Today, many Christians believe G-d’s “everlasting covenant” with Abraham is exactly that – everlasting – and that if they respect and embrace it, they too can share in the blessings to be bestowed upon his descendants in the Land of Israel. Of course, the modern-day fulfillment of so many biblical prophecies regarding the Jewish people’s return and re-growth also reinforces their belief that the Jewish people are divinely chosen.

Many Christians, especially those in mainline Christian denominations, still regard Israel with suspicion, but the number of those who embrace Israel is burgeoning, Reinstein writes.
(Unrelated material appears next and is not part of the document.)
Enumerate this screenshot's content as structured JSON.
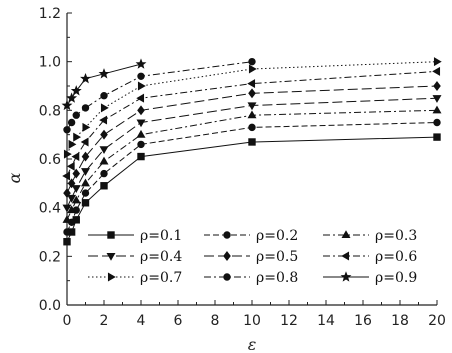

Reinstein also stresses the centrality of Jerusalem to many Christians: “[Jerusalem] is the place where the next stage of prophecies will be fulfilled… This will lead to the messianic age, when all people will come to recognize the Creator [and] there will be peace… But if we give away Jerusalem, it will inevitably impede this process.

That’s why, Reinstein writes, “Jews and Christians are working together to keep [Jerusalem] united under Jewish control. For them, control of Jerusalem is not a political fight to possess more territory, it’s a biblical issue.”

Reinstein argues that the Trump administration looks at the Middle East from a biblical point of view while the Obama administration looked at it from a political point of view, colored by Muslim interests. Hence, for example, the Trump administration’s relocation of the U.S. Embassy to Jerusalem and its reversal of the State Department position that had deemed Israeli settlement activity criminal.

Titus, Trump, and the Triumph of Israel is repetitive at times, but this repetition is excusable and even somewhat necessary in light of the massive worldwide ignorance regarding Israel’s legal standing, democratic nature, biblical underpinnings, and bold accomplishments. May its message be spread far and wide.